Hans Stammreich: um dos presentes de Hitler

Dalva L. A. de Faria; Marcia L. A. Temperini

Laboratório de Espectroscopia Molecular, Instituto de Química - Universidade de São Paulo


O título deste prefácio ao número especial de Química Nova, dedicado à memória do Prof. Hans Stammreich por ocasião do 50º. aniversário de seu falecimento, é uma citação ao livro escrito em 2003 por Jean Medawar e David Pyke1 (O Presente de Hitler - Cientistas que Escaparam da Alemanha Nazista). Nele, os autores relatam como o êxodo de cientistas judeus alemães provocado pela inclemente perseguição dos nazistas a partir de 1933 contribuiu para o desenvolvimento da ciência fora da Alemanha.
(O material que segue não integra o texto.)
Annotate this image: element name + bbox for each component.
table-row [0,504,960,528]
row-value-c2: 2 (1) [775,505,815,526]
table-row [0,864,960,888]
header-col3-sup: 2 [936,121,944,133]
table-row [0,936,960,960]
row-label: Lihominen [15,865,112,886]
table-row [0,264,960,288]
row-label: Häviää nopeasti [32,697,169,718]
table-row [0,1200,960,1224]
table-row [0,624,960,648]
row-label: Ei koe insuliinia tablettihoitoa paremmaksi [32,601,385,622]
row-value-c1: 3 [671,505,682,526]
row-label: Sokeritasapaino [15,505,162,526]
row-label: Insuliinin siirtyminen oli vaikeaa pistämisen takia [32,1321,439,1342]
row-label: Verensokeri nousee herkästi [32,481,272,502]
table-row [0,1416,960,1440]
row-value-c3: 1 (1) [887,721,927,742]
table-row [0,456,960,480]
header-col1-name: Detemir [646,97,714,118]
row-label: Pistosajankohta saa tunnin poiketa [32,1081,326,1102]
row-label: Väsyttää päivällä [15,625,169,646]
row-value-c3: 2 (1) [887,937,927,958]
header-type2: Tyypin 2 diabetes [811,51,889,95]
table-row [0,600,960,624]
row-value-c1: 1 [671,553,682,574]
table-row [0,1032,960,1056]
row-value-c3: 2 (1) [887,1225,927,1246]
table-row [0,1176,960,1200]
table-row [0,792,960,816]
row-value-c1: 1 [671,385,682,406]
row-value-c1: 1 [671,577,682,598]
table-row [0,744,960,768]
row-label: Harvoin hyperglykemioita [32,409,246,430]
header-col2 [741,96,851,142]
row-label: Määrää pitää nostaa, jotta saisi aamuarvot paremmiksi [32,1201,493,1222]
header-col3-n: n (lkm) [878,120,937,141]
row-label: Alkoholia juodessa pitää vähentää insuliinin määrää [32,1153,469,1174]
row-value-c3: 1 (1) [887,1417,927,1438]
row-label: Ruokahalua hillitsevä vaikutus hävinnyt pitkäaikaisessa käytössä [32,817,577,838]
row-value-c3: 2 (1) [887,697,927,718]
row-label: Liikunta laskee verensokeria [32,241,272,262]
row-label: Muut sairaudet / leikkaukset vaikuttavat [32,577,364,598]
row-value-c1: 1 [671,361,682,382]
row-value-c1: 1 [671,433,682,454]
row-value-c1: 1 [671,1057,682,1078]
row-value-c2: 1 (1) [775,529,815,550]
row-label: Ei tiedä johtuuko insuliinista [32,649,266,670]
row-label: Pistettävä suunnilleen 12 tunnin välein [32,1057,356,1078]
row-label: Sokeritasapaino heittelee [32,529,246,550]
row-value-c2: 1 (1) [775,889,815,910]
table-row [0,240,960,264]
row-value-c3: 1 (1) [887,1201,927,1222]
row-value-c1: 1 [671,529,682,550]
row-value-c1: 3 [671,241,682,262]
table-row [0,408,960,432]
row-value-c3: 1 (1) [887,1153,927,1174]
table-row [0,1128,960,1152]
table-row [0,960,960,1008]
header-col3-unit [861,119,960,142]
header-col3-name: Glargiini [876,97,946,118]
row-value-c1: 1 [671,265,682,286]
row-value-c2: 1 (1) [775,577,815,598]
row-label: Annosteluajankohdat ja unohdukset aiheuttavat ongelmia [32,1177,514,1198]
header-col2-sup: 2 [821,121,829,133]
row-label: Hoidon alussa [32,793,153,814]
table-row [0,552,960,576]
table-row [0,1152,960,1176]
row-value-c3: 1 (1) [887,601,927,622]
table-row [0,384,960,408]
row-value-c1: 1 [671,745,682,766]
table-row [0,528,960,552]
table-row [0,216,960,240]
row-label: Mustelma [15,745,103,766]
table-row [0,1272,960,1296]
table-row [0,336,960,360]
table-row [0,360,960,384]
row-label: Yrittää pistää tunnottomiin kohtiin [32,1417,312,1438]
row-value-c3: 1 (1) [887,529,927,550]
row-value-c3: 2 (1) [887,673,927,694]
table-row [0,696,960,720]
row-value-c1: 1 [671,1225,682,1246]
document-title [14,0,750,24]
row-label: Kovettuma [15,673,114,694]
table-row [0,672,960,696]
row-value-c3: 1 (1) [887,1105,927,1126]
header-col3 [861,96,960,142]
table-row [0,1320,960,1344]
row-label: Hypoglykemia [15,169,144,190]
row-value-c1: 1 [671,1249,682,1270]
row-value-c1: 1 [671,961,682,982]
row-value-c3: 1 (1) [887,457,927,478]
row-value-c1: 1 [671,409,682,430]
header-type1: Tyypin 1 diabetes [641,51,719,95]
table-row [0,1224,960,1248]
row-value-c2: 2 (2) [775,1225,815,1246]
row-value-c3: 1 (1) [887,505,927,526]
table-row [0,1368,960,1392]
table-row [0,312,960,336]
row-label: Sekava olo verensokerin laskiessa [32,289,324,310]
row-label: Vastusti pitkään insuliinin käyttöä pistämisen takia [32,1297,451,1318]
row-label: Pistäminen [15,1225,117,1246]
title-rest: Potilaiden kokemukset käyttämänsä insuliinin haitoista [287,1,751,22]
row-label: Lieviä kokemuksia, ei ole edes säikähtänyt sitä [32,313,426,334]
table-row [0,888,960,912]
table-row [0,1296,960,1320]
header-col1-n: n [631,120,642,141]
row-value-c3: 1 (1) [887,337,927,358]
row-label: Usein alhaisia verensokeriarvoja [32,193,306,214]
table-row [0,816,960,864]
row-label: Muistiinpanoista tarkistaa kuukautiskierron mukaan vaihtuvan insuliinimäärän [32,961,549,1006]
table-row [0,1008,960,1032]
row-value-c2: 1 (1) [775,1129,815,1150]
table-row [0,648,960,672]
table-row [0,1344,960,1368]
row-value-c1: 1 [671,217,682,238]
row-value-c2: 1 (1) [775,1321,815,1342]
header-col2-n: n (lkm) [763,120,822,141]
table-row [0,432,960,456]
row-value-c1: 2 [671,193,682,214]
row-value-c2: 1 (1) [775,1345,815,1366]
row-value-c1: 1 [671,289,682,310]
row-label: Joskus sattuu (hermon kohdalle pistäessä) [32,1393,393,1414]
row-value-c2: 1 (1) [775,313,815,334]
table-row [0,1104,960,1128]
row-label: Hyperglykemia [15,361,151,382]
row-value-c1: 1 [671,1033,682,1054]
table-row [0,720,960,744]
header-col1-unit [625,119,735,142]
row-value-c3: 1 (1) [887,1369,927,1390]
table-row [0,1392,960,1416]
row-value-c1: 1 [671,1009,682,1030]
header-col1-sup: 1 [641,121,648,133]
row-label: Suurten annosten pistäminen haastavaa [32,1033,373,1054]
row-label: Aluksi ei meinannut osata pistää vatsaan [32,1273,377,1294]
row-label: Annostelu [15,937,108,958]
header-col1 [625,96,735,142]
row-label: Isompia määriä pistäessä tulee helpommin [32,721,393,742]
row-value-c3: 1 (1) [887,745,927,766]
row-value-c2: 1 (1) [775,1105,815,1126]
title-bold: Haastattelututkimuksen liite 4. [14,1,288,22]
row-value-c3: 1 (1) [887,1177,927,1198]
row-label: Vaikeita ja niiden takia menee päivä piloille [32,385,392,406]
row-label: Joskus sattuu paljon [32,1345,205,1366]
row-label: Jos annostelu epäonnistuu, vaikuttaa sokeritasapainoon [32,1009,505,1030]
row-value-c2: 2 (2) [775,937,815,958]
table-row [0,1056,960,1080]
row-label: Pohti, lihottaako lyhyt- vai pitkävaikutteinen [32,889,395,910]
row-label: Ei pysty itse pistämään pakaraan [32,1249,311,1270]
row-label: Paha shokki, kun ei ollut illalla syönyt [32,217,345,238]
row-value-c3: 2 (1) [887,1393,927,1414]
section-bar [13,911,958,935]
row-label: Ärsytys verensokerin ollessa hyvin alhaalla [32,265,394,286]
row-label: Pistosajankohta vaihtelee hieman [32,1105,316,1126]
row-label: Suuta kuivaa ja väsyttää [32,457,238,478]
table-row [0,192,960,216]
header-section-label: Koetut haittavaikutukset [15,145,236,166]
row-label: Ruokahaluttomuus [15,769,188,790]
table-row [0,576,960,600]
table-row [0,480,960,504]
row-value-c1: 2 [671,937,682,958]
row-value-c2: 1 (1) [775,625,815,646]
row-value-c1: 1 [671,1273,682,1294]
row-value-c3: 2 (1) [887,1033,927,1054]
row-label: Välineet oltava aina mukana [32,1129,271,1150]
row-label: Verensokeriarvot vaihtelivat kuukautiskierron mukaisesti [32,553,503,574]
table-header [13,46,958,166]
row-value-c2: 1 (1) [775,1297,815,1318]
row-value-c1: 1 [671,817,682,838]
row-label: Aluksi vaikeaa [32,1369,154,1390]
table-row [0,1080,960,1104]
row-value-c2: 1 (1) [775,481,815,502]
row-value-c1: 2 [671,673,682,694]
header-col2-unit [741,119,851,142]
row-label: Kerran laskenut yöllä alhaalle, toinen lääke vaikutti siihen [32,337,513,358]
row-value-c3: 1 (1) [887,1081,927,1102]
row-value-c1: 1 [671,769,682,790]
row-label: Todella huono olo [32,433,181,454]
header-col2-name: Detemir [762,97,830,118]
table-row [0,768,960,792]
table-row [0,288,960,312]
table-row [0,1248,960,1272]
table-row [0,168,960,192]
Hans Stammreich não é citado nesse livro, mas certamente poderia ter sido.

Este número especial de Química Nova é uma justíssima homenagem a esse cientista, que desempenhou papel central no desenvolvimento da espectroscopia vibracional não somente no Brasil, mas também na América do Sul, ao introduzir a espectroscopia Raman em nosso Continente, no final da década de 1940, e por dar contribuições importantes, pelas quais ocupa posição de destaque na história dessa técnica.

Devido à perseguição aos judeus, Hans Stammreich emigrou para o Brasil chegando à cidade do Rio de Janeiro em outubro de 1940. Sua esposa, Da. Charlotte, já o havia precedido em alguns meses e a incompatibilidade com o clima, demasiado quente, fez com que se estabelecessem em São Paulo. Por sua larga experiência na produção de lâmpadas de descarga, expressa já naquela época por várias patentes depositadas em diversos países, começou a trabalhar em uma indústria de fabricação de anúncios luminosos; nesse período aprendeu o idioma e adaptou-se à vida no Brasil.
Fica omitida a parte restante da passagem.